George Harrison initially turned down his 1991 Japanese tour with his long-time friend and collaborator, Eric Clapton. However, the former Beatle realized he’d be making a huge mistake not taking Clapton up on his offer.
Eric Clapton invited George Harrison to do a 1991 Japanese tour
In 1991, George found himself in a rut. His friends and fans constantly wondered what he was up to, which wasn’t much. When Clapton told George that so many people had been asking about him, he got a bit embarrassed.
During a 1992 interview with Timothy White for Goldmine, George said, “I never really was in that touring mode, and occasionally people would ask me, like when I’d do interviews for an album, ‘Oh, have you thought about touring?’
“It was on the books, really, but Eric brought it on by saying that everywhere he was touring – the year before last he went all over the world – people would keep asking him, ‘Where’s George? What’s he doing? Why doesn’t he do some shows?’ So it kind of got Eric to ask me.
“And then he said, ‘Well, you know, if you wanted to do something the end of this year, me and the band are free, and we could back you up. It would save you all the hassle of thinking of who to get in your band, and all that.’
“I just thought about it for awhile, and of course the other thing that happened between him telling me about this was when his boy Conor got killed. And then I saw him a bit more often last year than I normally would’ve done, because he was home and because of that.
“I think after that happened he’d wanted to busy himself a bit. I kept thinking that it was a good opportunity for me, plus I think he was really looking toward doing something, although he’d taken time off.”
George knew Clapton needed a low-key tour to occupy him during a horrible time. However, he still wasn’t sure if he needed it.
George initially turned his Japanese tour down
Initially, George turned Clapton down.
George told White, “I’d actually turned it down! I thought a lot about it, and then I sent his manager a fax saying, ‘Thanks for the great offer but I don’t think so.’ Then I just swam around my swimming pool and I was thinking, ‘Ahh, really, I shoulda really done it, ’cause it doesn’t feel any good not doing it. I’m free of the burden of not doing it, but I’ll never know what it was like.’
“So I phoned him up again, and I said, ‘If you haven’t already canceled it, I will do it!’ ‘Cause I really needed something to jerk myself out of a rut.”
George realized a Japanese tour would be a good opportunity for many reasons. It would help him stop smoking and get him out of the rut he was in at the time. He didn’t need to organize a band, and he would be playing to a relatively tame audience. It was also a short tour, with only 12 shows.

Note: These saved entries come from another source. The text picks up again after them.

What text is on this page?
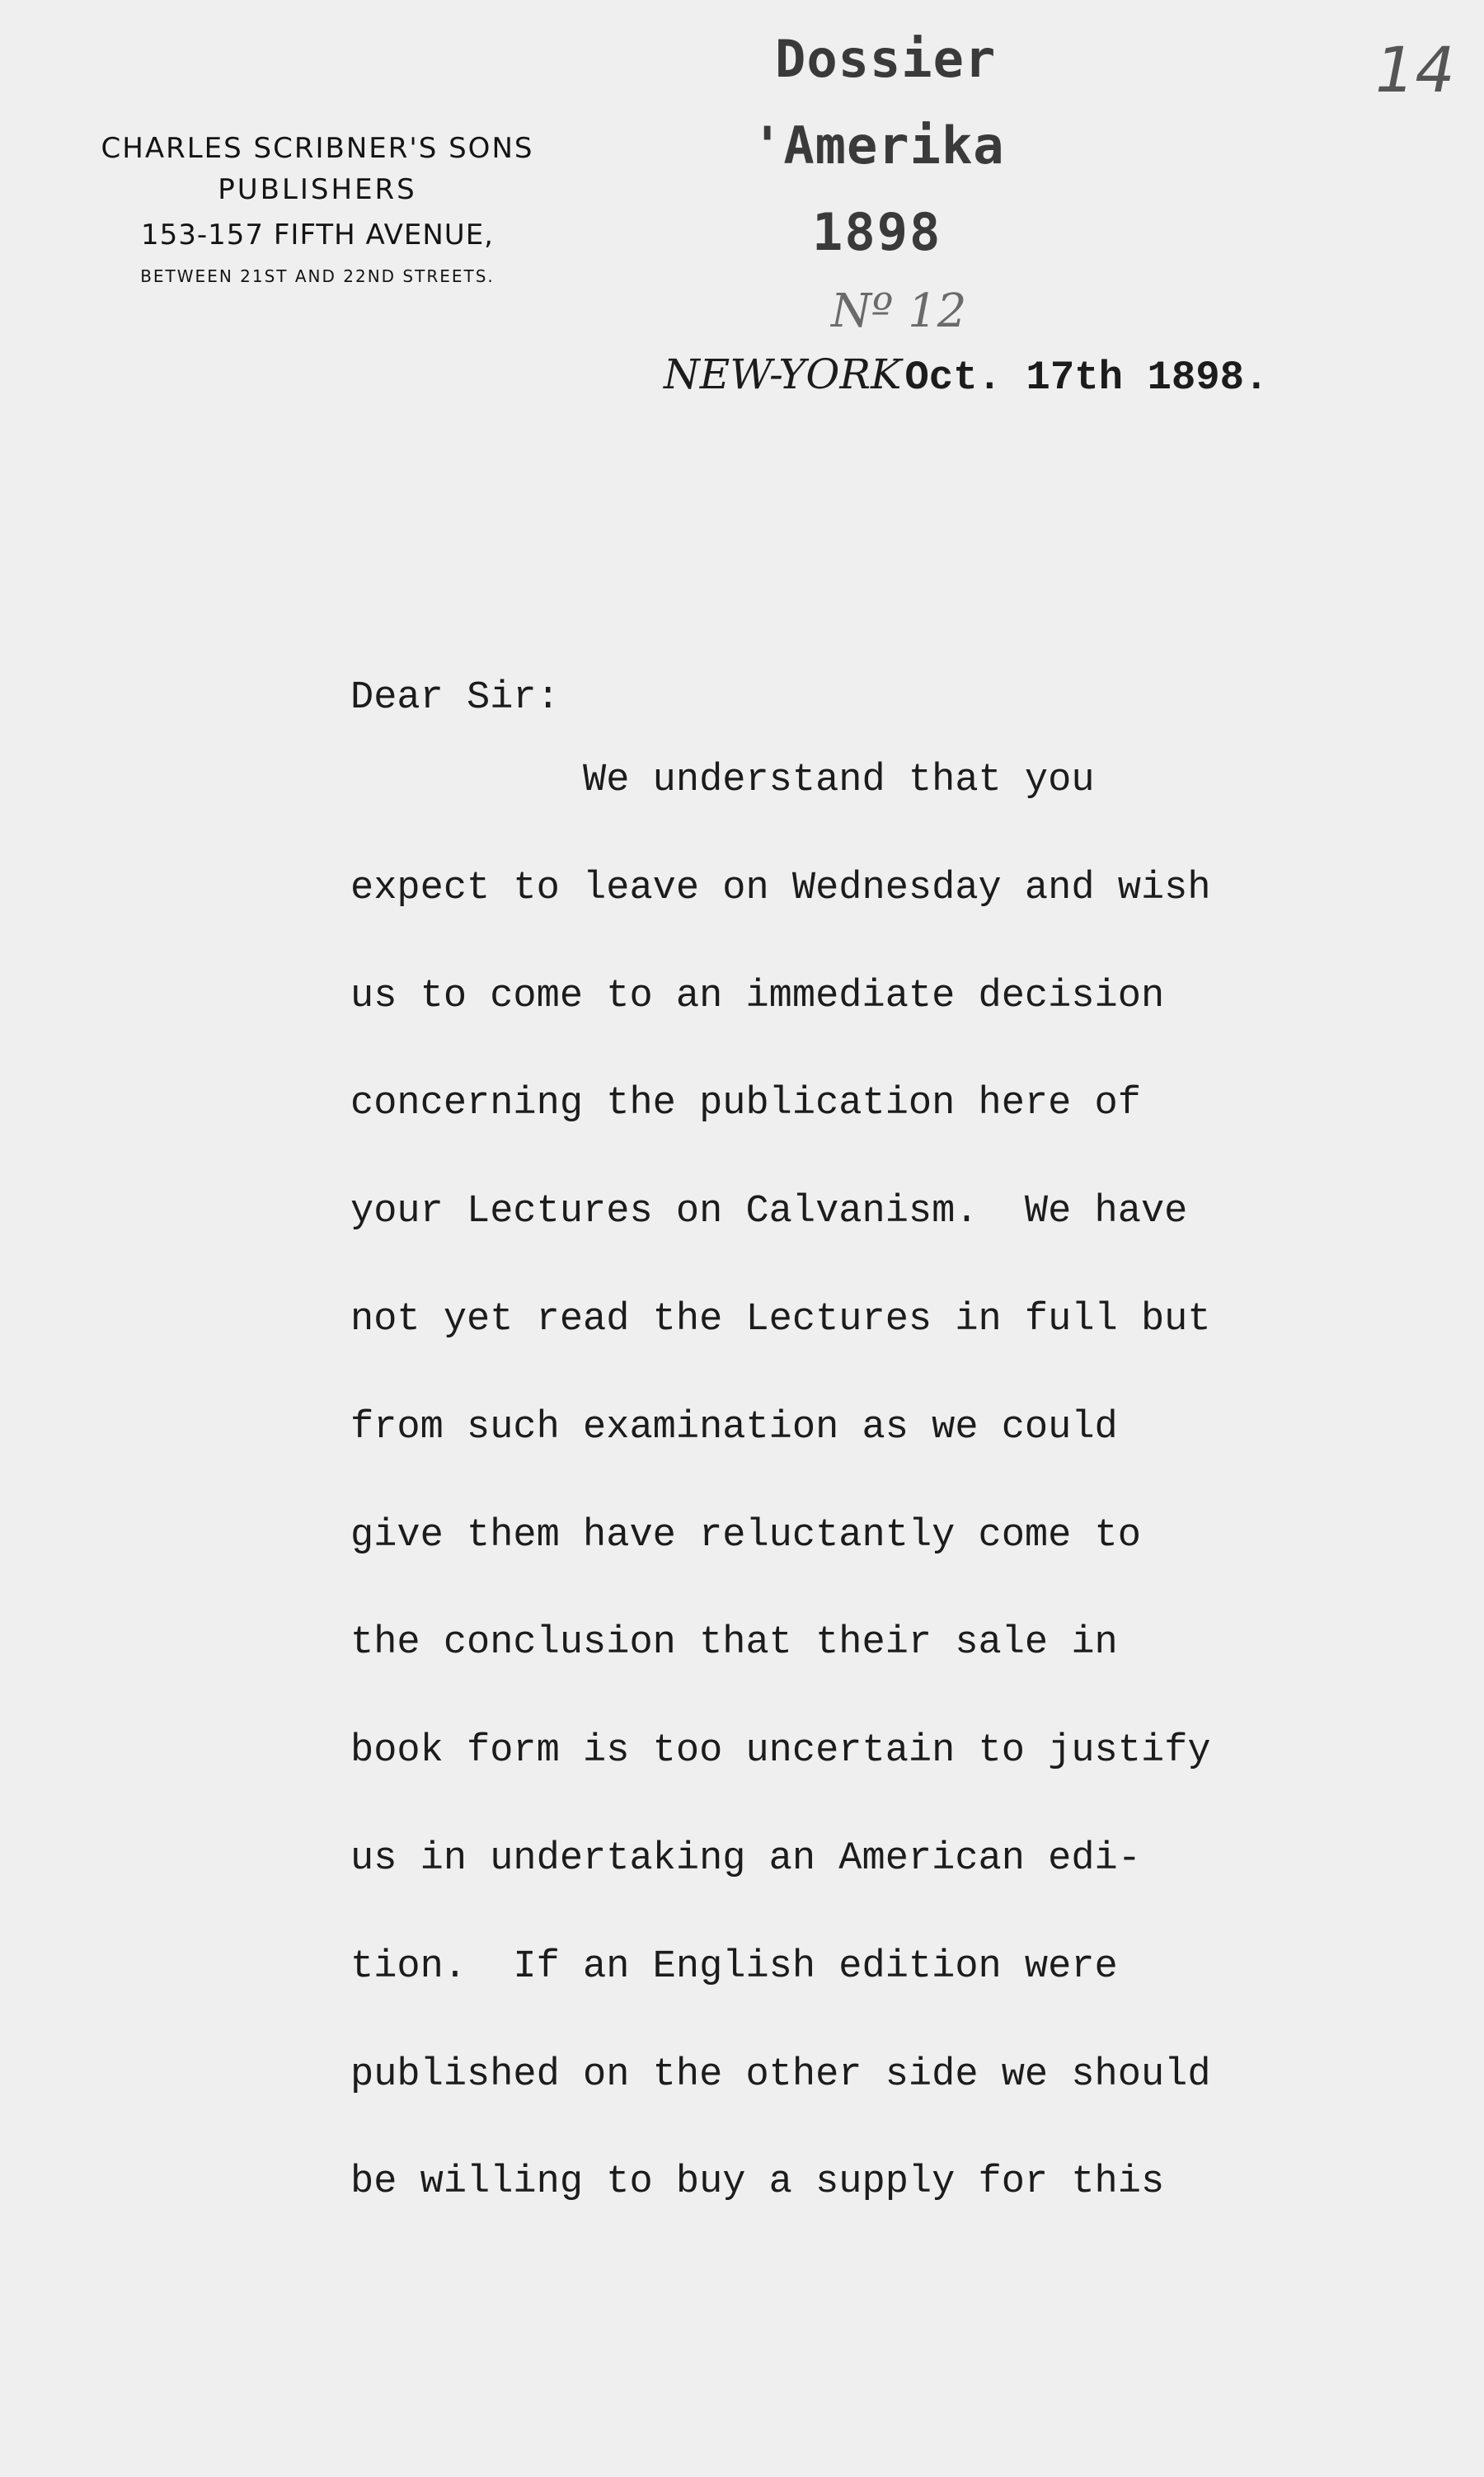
CHARLES SCRIBNER'S SONS
PUBLISHERS
153-157 FIFTH AVENUE,
BETWEEN 21ST AND 22ND STREETS.
Dossier
'Amerika
1898
Nº 12
14
NEW-YORK Oct. 17th 1898.

Dear Sir:

We understand that you
expect to leave on Wednesday and wish
us to come to an immediate decision
concerning the publication here of
your Lectures on Calvanism.  We have
not yet read the Lectures in full but
from such examination as we could
give them have reluctantly come to
the conclusion that their sale in
book form is too uncertain to justify
us in undertaking an American edi-
tion.  If an English edition were
published on the other side we should
be willing to buy a supply for this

There was nothing George could lose, really. Since his time with The Beatles, George had mostly hated touring. He preferred spontaneous jam sessions with his friends. The last time he’d embarked on a tour was in 1974, and the American audiences weren’t too kind. However, this was George’s moment to have a tour as he wanted.
The former Beatle got to perform some of his songs for the first time
Before his Japanese tour, the last time George played the songs on his setlist was when he recorded them. George got to perform some of his songs for the first time, so they felt new to him.
“A lot of the songs that I had done, I had wrote them and then I recorded them, I sang it that one time on the record, and never, ever done them since,” George told Scott Muni at WNEW-FM (per George Harrison on George Harrison: Interviews and Encounters).
“So to me they’re like new songs—like ‘I Want to Tell You’ and ‘Old Brown Shoe,’ even ‘Taxman,’ I’ve only ever sang it the one time. ‘Piggies,’ you see, I’ve never really done that one before, and all my new songs like ‘Cloud Nine’ and ‘Cheer Down,’ ‘Devil’s Radio,’ even something like ‘Isn’t It a Pity’ has been around since 1970, that song from All Things Must Pass.
“But the first time I ever performed it. It’s really good for me to … see, it’s like singing new songs.”
So, George’s 1991 Japanese tour gave him much more than he initially thought. He later thanked Clapton for convincing him to do it. Sadly, it was his last tour, but thankfully, it turned out the way he wanted.